I want to refresh the House’s memory of what we said in the Dilnot commission report. I will briefly detain noble Lords with a quote:
“There is very poor understanding of how the adult social care system currently works and how much it can potentially cost. Many people live under the false impression that social care will
be free if they need it. If people are confused over how the system works and the costs that they potentially face, they will not prepare appropriately for the future.”
That setting was why two of our 10 recommendations were that the Government should develop a major new information and advice strategy to help when care needs arise. To encourage people to plan ahead for their later life, we recommended that the Government should invest in an awareness campaign. We deliberately put those responsibilities on the Government. We did not put them on local authorities. We did this because we thought that unless the Government of the day—and this would apply to a Labour Government as much as a coalition Government—took a grip on this awareness campaign and planned the information and advice strategy, we would end up with a badly informed public and a mishmash of different local authority systems up and down the country.

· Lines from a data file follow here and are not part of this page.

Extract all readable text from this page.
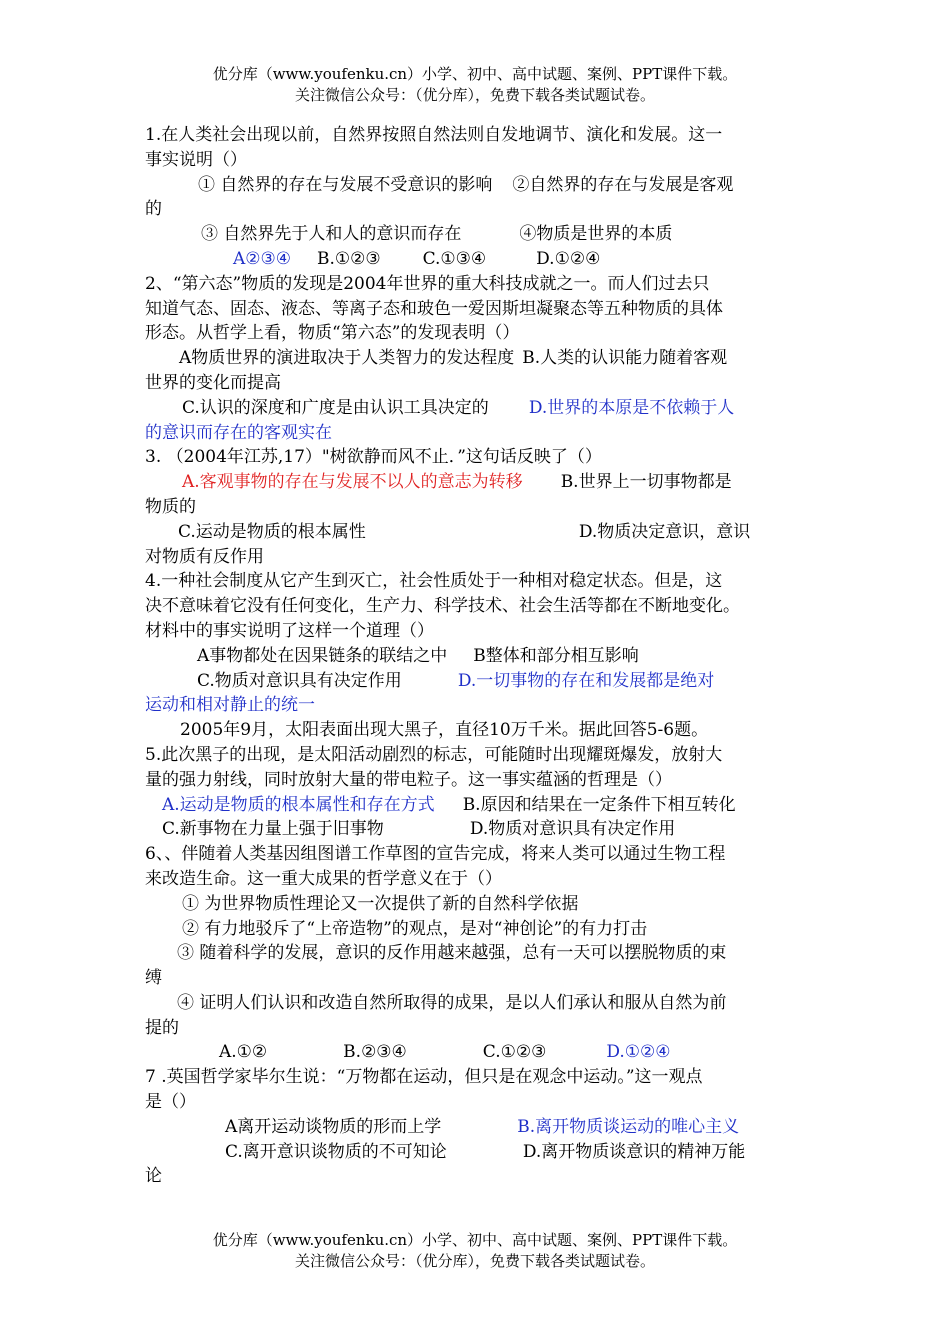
优分库（www.youfenku.cn）小学、初中、高中试题、案例、PPT课件下载。
关注微信公众号：（优分库），免费下载各类试题试卷。
1.在人类社会出现以前，自然界按照自然法则自发地调节、演化和发展。这一
事实说明（）
① 自然界的存在与发展不受意识的影响 ②自然界的存在与发展是客观
的
③ 自然界先于人和人的意识而存在	④物质是世界的本质
A②③④ B.①②③ C.①③④	D.①②④
2、“第六态”物质的发现是2004年世界的重大科技成就之一。而人们过去只
知道气态、固态、液态、等离子态和玻色一爱因斯坦凝聚态等五种物质的具体
形态。从哲学上看，物质“第六态”的发现表明（）
A物质世界的演进取决于人类智力的发达程度 B.人类的认识能力随着客观
世界的变化而提高
C.认识的深度和广度是由认识工具决定的 D.世界的本原是不依赖于人
的意识而存在的客观实在
3. （2004年江苏,17）"树欲静而风不止．”这句话反映了（）
A.客观事物的存在与发展不以人的意志为转移 B.世界上一切事物都是
物质的
C.运动是物质的根本属性	D.物质决定意识，意识
对物质有反作用
4.一种社会制度从它产生到灭亡，社会性质处于一种相对稳定状态。但是，这
决不意味着它没有任何变化，生产力、科学技术、社会生活等都在不断地变化。
材料中的事实说明了这样一个道理（）
A事物都处在因果链条的联结之中 B整体和部分相互影响
C.物质对意识具有决定作用	D.一切事物的存在和发展都是绝对
运动和相对静止的统一
2005年9月，太阳表面出现大黑子，直径10万千米。据此回答5-6题。
5.此次黑子的出现，是太阳活动剧烈的标志，可能随时出现耀斑爆发，放射大
量的强力射线，同时放射大量的带电粒子。这一事实蕴涵的哲理是（）
A.运动是物质的根本属性和存在方式 B.原因和结果在一定条件下相互转化
C.新事物在力量上强于旧事物	D.物质对意识具有决定作用
6、、伴随着人类基因组图谱工作草图的宣告完成，将来人类可以通过生物工程
来改造生命。这一重大成果的哲学意义在于（）
① 为世界物质性理论又一次提供了新的自然科学依据
② 有力地驳斥了“上帝造物”的观点，是对“神创论”的有力打击
③ 随着科学的发展，意识的反作用越来越强，总有一天可以摆脱物质的束
缚
④ 证明人们认识和改造自然所取得的成果，是以人们承认和服从自然为前
提的
A.①②	B.②③④	C.①②③	D.①②④
7 .英国哲学家毕尔生说：“万物都在运动，但只是在观念中运动。”这一观点
是（）
A离开运动谈物质的形而上学	B.离开物质谈运动的唯心主义
C.离开意识谈物质的不可知论	D.离开物质谈意识的精神万能
论
优分库（www.youfenku.cn）小学、初中、高中试题、案例、PPT课件下载。
关注微信公众号：（优分库），免费下载各类试题试卷。
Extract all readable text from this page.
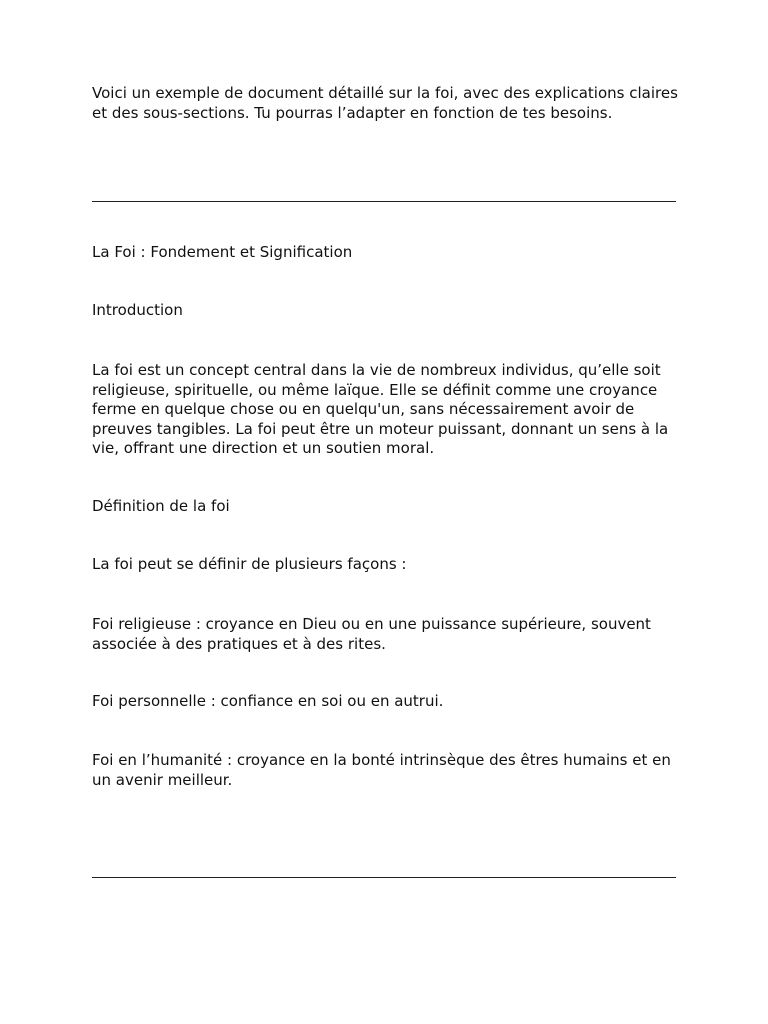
Voici un exemple de document détaillé sur la foi, avec des explications claires et des sous-sections. Tu pourras l’adapter en fonction de tes besoins.

La Foi : Fondement et Signification

Introduction

La foi est un concept central dans la vie de nombreux individus, qu’elle soit religieuse, spirituelle, ou même laïque. Elle se définit comme une croyance ferme en quelque chose ou en quelqu'un, sans nécessairement avoir de preuves tangibles. La foi peut être un moteur puissant, donnant un sens à la vie, offrant une direction et un soutien moral.

Définition de la foi

La foi peut se définir de plusieurs façons :

Foi religieuse : croyance en Dieu ou en une puissance supérieure, souvent associée à des pratiques et à des rites.

Foi personnelle : confiance en soi ou en autrui.

Foi en l’humanité : croyance en la bonté intrinsèque des êtres humains et en un avenir meilleur.
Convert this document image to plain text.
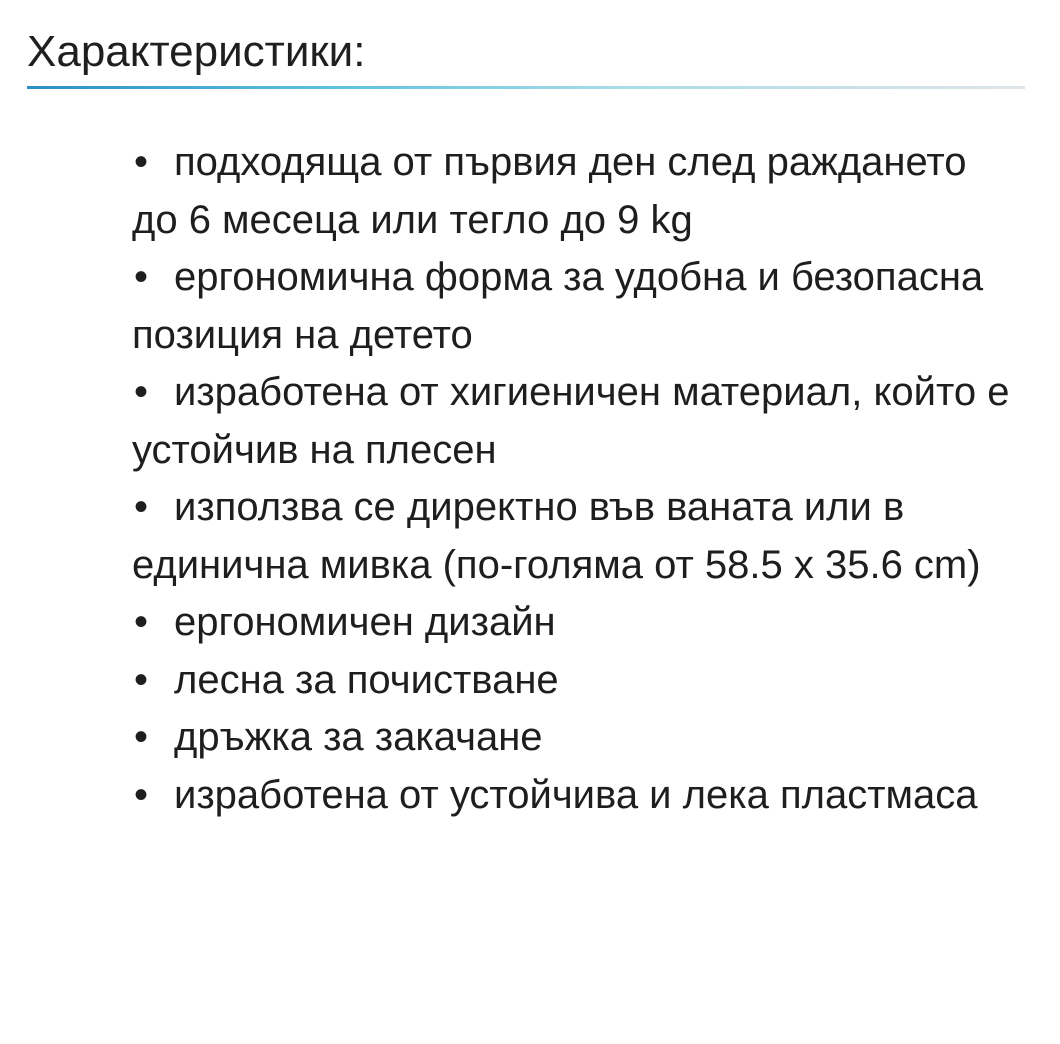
Характеристики:
• подходяща от първия ден след раждането до 6 месеца или тегло до 9 kg
• ергономична форма за удобна и безопасна позиция на детето
• изработена от хигиеничен материал, който е устойчив на плесен
• използва се директно във ваната или в единична мивка (по-голяма от 58.5 x 35.6 cm)
• ергономичен дизайн
• лесна за почистване
• дръжка за закачане
• изработена от устойчива и лека пластмаса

We are not going to make this system work well or deliver the changes in the Bill and in the Dilnot commission report, unless there is investment. In our report we put the price tag of this as being a massive public awareness campaign. The public do not start from a position of being well informed about how they prepare for the future care and support needs that they will have in later life. The only way to start to change that is for the Government to grasp the nettle. I strongly support the proposals of the noble Lord, Lord Sharkey, to put this in the Bill. We should put a clear responsibility on the Secretary of State to run with the ball on this issue and, in effect, to monitor progress, not on a five-year basis but on a regular, annual basis. If we do not do something like this, we will live to regret it. We will see failure of implementation and failure to take the public with us on this major set of changes.